PSD’s Ciolacu calls PM’s refusal to show up before Parliament abuse of office
Acting national chairman of the Social Democratic Party (PSD) Marcel Ciolacu said on Friday that if Prime Minister Ludovic Orban fails to show up before Parliament to inform the MPs about government’s actions related to the crisis created by the novel coronavirus, he will notify the Constitutional Court, because that would be “abuse of office.”
Asked on an Antena 3 show what he will do if the prime minister does not come up in Parliament and does not even send a report on the measures taken to combat COVID-19, Ciolacu replied: “We will also make a written invitation, we will notify the Constitutional Court. In my opinion, a decision of Parliament is law, it is not discussed, no one has commented on such a thing so far.”
Ciolacu mentioned that Parliament approved a decision under which the prime minister is forced every seven days or whenever necessary to inform about the measures taken to combat COVID-19.
“It is an abuse of office that he defies Parliament. What I do not understand is how you can have such an attitude as long as the Constitution has Parliament work in a state of emergency, even if it is on a recess it has to convene. I am listening to the statements made by the prime minister and I am amazed that such a character is the prime minister with such an attitude towards the Romanian Parliament,” the PSD leader said.
In his opinion, the prime minister has a “defiant” and “unproductive” attitude.
Prime Minister Ludovic Orban said on Friday that he would show up in Parliament when Parliament reconvenes if invited.
ALDE’s Tariceanu: If Orban refuses to come to Parliament, we are going to notify CCR
ALDE (Alliance of Liberals and Democrats) leader Calin Popescu-Tariceanu said, if the Prime Minister refuses to come to Parliament, then there is an inter-institutional conflict going on and a challenge will be filed with the Constitutional Court of Romania (CCR).

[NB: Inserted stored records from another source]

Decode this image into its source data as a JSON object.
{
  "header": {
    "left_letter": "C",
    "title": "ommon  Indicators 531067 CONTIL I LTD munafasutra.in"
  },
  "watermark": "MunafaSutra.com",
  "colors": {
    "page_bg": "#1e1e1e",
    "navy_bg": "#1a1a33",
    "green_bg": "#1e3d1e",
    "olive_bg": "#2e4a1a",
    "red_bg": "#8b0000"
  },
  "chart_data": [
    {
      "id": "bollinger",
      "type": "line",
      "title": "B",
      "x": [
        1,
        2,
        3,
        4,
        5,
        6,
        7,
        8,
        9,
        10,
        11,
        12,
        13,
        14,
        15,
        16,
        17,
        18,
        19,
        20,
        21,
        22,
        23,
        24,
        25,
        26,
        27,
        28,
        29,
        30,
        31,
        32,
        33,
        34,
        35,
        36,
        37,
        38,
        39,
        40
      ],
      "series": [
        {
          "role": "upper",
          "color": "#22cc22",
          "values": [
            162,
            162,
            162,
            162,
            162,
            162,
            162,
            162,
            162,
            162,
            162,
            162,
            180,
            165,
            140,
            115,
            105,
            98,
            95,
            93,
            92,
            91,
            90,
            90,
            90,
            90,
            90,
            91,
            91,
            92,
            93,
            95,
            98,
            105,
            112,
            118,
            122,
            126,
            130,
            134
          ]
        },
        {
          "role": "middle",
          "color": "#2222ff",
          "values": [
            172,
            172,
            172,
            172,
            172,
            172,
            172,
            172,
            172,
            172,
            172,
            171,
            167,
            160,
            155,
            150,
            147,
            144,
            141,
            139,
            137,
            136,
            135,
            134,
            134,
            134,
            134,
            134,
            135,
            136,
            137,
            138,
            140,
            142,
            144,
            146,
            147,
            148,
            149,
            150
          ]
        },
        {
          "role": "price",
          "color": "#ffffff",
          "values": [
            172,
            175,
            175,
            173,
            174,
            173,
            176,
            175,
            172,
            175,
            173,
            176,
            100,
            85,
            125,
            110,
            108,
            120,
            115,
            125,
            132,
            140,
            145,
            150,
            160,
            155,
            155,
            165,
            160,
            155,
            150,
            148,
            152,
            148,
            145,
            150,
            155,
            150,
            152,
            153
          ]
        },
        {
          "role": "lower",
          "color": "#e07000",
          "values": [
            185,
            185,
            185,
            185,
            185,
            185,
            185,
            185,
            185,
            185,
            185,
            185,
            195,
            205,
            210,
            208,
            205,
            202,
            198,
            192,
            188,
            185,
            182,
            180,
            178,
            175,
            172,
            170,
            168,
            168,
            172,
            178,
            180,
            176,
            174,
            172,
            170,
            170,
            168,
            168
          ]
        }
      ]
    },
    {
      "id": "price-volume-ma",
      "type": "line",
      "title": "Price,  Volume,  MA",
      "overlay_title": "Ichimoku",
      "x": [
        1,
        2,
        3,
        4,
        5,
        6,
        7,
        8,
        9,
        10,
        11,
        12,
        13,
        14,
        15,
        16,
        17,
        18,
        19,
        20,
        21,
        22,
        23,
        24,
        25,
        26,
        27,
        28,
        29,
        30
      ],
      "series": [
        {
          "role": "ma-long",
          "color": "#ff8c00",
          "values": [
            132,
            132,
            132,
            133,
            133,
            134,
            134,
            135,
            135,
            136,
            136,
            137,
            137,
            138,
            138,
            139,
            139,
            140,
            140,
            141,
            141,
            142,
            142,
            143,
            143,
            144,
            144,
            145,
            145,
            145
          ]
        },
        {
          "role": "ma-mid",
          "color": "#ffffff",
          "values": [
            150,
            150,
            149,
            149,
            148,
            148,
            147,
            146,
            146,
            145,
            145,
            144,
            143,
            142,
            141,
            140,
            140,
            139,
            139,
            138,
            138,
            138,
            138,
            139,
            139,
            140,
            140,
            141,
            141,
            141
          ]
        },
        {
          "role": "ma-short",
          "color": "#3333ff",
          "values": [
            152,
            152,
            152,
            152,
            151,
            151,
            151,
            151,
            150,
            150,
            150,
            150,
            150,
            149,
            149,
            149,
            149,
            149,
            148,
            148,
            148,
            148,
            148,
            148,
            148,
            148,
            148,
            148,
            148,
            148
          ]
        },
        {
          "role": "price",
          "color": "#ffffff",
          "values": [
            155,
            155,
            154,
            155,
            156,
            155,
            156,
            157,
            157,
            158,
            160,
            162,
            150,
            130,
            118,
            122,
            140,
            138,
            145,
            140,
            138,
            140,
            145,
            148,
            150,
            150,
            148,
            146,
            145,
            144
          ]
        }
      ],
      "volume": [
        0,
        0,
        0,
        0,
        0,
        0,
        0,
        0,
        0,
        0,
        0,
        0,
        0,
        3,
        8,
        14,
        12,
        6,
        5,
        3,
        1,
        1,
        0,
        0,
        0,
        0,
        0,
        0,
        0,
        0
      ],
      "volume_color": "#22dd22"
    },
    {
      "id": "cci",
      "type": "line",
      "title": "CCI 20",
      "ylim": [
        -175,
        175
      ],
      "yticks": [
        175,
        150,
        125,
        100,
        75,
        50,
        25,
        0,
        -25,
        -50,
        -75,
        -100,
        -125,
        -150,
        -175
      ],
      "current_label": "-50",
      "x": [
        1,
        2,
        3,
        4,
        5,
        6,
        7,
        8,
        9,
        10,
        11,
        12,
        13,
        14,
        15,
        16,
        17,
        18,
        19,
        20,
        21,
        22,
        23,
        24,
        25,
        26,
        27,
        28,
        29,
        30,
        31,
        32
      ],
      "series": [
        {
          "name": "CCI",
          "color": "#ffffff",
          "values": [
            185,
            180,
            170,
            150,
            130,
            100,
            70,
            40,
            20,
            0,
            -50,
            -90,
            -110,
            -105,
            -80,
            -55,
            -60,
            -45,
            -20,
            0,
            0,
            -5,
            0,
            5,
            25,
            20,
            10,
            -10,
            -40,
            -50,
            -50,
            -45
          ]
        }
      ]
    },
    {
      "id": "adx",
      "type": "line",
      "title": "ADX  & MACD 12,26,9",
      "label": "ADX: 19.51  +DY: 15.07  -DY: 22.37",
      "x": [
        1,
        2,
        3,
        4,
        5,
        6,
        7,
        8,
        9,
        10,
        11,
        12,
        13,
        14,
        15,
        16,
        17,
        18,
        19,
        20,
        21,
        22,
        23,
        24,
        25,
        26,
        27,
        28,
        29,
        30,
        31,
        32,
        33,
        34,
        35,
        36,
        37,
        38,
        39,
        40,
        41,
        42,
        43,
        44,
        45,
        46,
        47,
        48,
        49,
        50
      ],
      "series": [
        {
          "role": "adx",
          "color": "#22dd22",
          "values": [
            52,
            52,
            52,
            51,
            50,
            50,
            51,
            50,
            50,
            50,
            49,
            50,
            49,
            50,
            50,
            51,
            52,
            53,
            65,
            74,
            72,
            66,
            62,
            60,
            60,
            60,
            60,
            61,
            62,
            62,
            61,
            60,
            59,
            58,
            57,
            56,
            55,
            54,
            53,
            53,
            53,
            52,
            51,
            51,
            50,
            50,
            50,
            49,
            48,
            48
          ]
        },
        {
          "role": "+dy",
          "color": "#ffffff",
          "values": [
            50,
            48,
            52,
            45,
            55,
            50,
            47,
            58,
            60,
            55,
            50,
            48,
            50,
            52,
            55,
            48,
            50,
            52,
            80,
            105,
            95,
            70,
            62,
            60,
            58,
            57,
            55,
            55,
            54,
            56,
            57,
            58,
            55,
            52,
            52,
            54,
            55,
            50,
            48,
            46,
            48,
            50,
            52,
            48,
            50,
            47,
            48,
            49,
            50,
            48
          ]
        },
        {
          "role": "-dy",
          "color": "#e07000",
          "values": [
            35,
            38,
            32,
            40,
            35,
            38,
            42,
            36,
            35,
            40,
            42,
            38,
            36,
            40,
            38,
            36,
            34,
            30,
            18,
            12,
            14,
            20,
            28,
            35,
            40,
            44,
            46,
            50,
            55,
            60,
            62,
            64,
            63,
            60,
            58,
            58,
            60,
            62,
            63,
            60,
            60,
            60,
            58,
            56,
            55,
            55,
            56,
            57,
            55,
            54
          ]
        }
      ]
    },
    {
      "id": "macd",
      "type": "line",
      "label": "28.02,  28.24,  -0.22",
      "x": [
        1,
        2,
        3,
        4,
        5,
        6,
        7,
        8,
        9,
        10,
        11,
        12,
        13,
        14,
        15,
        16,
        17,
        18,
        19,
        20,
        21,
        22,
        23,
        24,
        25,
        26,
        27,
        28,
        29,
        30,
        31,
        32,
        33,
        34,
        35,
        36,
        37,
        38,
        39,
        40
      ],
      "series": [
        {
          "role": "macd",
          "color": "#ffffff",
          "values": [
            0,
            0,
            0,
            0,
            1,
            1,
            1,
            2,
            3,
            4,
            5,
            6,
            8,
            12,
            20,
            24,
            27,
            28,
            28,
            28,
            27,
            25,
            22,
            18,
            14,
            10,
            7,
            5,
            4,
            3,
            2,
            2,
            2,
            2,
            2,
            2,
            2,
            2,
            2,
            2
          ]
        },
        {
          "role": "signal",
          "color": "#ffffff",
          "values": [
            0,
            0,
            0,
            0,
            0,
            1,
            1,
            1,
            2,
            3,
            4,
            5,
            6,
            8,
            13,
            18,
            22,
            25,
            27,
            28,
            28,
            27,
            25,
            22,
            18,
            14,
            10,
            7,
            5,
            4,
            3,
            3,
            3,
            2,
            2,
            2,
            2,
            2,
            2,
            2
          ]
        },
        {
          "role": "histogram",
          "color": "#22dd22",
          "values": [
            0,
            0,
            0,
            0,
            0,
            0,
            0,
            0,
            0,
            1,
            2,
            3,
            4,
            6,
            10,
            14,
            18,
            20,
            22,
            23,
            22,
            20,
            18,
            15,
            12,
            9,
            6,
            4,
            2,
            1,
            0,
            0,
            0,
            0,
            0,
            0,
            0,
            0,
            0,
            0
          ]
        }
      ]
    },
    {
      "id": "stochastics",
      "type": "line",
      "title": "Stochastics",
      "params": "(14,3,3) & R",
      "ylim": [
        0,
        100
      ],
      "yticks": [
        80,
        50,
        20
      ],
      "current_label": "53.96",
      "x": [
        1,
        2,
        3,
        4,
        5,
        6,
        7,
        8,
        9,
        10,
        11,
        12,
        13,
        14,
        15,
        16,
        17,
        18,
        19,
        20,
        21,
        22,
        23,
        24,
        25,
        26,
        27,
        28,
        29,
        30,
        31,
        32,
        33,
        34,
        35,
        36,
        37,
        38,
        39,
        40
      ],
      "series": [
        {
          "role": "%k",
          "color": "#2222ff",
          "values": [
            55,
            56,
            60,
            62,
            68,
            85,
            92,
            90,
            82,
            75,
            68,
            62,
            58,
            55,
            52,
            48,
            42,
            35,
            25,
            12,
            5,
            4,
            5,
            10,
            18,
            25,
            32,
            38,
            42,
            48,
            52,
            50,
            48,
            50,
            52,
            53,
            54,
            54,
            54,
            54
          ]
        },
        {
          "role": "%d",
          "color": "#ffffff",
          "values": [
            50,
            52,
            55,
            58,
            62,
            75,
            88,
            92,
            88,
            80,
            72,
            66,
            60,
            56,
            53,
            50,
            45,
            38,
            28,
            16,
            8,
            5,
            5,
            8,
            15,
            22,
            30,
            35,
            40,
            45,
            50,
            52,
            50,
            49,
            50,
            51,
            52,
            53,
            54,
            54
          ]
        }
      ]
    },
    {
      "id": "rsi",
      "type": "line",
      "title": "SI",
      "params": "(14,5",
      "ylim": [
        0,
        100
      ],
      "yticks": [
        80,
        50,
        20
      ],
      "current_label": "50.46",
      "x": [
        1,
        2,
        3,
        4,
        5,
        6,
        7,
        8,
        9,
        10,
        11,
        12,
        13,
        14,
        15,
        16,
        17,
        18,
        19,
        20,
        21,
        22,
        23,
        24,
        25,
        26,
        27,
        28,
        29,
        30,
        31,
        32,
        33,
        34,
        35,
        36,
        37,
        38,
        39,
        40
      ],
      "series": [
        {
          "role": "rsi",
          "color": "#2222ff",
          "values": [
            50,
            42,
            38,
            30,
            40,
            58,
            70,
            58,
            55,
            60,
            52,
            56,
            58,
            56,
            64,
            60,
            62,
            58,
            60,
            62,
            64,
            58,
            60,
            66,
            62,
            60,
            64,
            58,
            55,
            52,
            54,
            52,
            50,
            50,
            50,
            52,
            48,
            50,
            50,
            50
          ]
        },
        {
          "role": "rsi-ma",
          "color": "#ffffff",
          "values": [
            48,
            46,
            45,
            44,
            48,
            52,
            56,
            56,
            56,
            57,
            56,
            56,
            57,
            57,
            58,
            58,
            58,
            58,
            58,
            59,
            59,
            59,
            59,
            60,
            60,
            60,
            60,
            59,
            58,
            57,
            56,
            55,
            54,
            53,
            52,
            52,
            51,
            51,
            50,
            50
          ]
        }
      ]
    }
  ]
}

“This is a gesture that I do not understand, for several reasons. First of all, I should tell you that Parliament does work. Not as smoothly, of course, things were more complicated, as we had to use technical communication means to hold our sessions on online platforms. Today, for instance, we’ve made an exercise and voted by using our tablets at the Senate, which means that Parliament did work. Also, as you know, several MPs, either Senators or members of the Chamber of Deputies, already came in person yesterday and there will probably be more of them next week, after we all were able to discover that this formula based on remote communication, even when using state-of-the-art equipment, it’s not the best suitable for Parliament, which is an institution that hosts democratic debates, and direct visual contact proved to be necessary, in the end,” Tariceanu told Antena 3 private television broadcaster on Friday.
He mentioned that, according to the Constitution, the PM has the obligation, every time when he is invited by Parliament, to come and present his viewpoint on the respective matter in relation to which the Parliament invited him in the first place. Moreover, Tariceanu brought to mind that Decision No. 4/2020 that extended the state of emergency provides that the head of the Executive must present the measures taken to combat the epidemic to Parliament every 7 days.
“I notified the Standing Bureau of the Senate, which further notified the Standing Bureaus of the two Chambers, which decided yesterday to send a letter to the PM to invite him to Parliament,” added Tariceanu.
“So the problem with how the Parliament organises its activity is the Parliament’s problem and not the PM’s! The PM only has this obligation: to come to Parliament and present the report that the Parliament asked from him. (…) If he refuses to do so, for various reasons, then we have an inter-institutional conflict, a constitutional conflict and we will go to the Constitutional Court,” said Tariceanu.